On days when you have more time, do some fun activities based around the Proverbs. Make scripture art to display around your home. Find all of the fun imagery in Proverbs and explain why God might have used those vivid word pictures. Create a children’s book where each family member writes and illustrates a page or two about different Proverbs. Write and perform a puppet show for neighborhood or church children about Proverbs. Design and create tee shirts of a favorite Proverb. Make bookmarks with a proverb on them and give them away. Focus on living one Proverb each day and talk about what happened when you focused on living out that Proverb.

Have fun with it, but make sure your kids know, understand and live Proverbs. It’s a great way to instill Christian character traits and attitudes in a fun, easy to understand way.

5 Benefits of Family Chores

Chores in many families are often an individual effort. Each person has a list they need to accomplish over a specific period of time. Chores are a great way to teach your children a great work ethic and responsibility (as well as some life skills), but can often get side tracked by a myriad of issues. One way to short circuit many of these intrinsic issues is to switch up the model to one of family chores.

So what are family chores? Each family member may still have individual tasks to perform, but doing chores is presented as a family effort. So instead of having a child on “dish duty”, present it as “we are all going to work together to clean the kitchen after dinner”. The same child may still be responsible for loading the dishwasher, but everyone in the family has a task at the same time in the same area. This has the benefit of having a more deeply cleaned kitchen, while minimizing the “Cinderella effect” solo chores can have on children. (I’m stuck loading the dishwasher while my sibling is playing video games. Sure, the sibling had an earlier chore while the dish loader was playing video games, but that’s quickly forgotten!)

Or crank up some fun music and work together to clean the house every Saturday morning. You may be separated throughout the house cleaning different rooms, but the music ties everyone together. Or offer to help your child with a chore – like going on a walk with your son as he walks the dog.

What are the potential benefits of family chores?

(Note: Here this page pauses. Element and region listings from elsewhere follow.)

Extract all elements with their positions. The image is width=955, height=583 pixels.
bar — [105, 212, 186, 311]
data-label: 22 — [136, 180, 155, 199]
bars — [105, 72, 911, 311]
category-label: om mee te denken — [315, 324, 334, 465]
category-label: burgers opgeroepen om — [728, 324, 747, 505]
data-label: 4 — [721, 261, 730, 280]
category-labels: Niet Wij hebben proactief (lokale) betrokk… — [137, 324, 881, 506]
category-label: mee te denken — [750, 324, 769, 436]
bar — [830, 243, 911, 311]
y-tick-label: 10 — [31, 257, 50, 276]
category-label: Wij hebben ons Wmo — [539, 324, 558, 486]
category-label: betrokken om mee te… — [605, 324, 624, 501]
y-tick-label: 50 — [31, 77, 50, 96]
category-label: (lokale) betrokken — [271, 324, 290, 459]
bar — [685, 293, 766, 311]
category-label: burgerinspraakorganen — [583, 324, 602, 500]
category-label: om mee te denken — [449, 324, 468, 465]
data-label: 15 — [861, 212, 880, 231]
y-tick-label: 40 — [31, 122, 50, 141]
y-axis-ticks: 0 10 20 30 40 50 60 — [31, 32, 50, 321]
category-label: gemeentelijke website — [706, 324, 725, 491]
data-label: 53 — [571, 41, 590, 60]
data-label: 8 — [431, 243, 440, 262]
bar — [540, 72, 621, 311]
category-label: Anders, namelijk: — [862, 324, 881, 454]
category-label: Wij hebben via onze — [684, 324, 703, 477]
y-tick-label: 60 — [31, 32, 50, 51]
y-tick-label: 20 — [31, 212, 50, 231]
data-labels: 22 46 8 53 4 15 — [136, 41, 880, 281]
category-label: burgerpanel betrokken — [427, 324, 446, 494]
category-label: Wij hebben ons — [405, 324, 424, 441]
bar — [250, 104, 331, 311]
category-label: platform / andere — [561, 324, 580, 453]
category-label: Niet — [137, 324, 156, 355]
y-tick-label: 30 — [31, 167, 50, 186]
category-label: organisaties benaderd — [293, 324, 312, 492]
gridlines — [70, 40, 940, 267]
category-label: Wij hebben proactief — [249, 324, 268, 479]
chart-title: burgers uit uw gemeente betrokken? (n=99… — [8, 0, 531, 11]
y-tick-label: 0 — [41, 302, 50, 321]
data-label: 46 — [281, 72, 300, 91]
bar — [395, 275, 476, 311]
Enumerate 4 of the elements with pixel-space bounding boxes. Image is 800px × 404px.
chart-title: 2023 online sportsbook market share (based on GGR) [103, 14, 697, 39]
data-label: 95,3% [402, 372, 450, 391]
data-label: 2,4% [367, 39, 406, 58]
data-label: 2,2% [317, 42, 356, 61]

  1. Gives you more opportunities for teaching and training your kids how to do certain tasks. It’s much easier on everyone if you are working with your child and see her put in a dish the wrong direction to make a quick correction than it is to call the child back to the chore after every dish has been placed incorrectly and must be replaced.
  2. Promotes the idea of your family as a team that works together for the good of all. Too many families are groups of individuals sharing a living space rather than an actual family. Family chores reinforce working together and helping each other reach goals and do things for the good of everyone.
  3. Gives your children the attention and time with you they crave. It’s amazing how much children open up when helping a parent cook dinner or clean a garage. They have your mostly undivided attention and can relax in that space and begin sharing their lives and hearts with you.
  4. Models the way churches should work. Too often dysfunctional churches are merely reflecting the dysfunctional families that attend them. Having a healthy family dynamic can provide an example for the members of your church and for your kids of how Christians should work together to accomplish the good works God has for them to do.
  5. Adds a bit of fun to boring tasks. Let’s be honest. Chores aren’t fun or they would call them hobbies! Working together to music, laughing, telling stories and jokes while you work can make something that’s boring seem more fun and help the time pass more quickly.

Try family chores for a while and see what happens. You may just find they solve a lot of your issues with chores.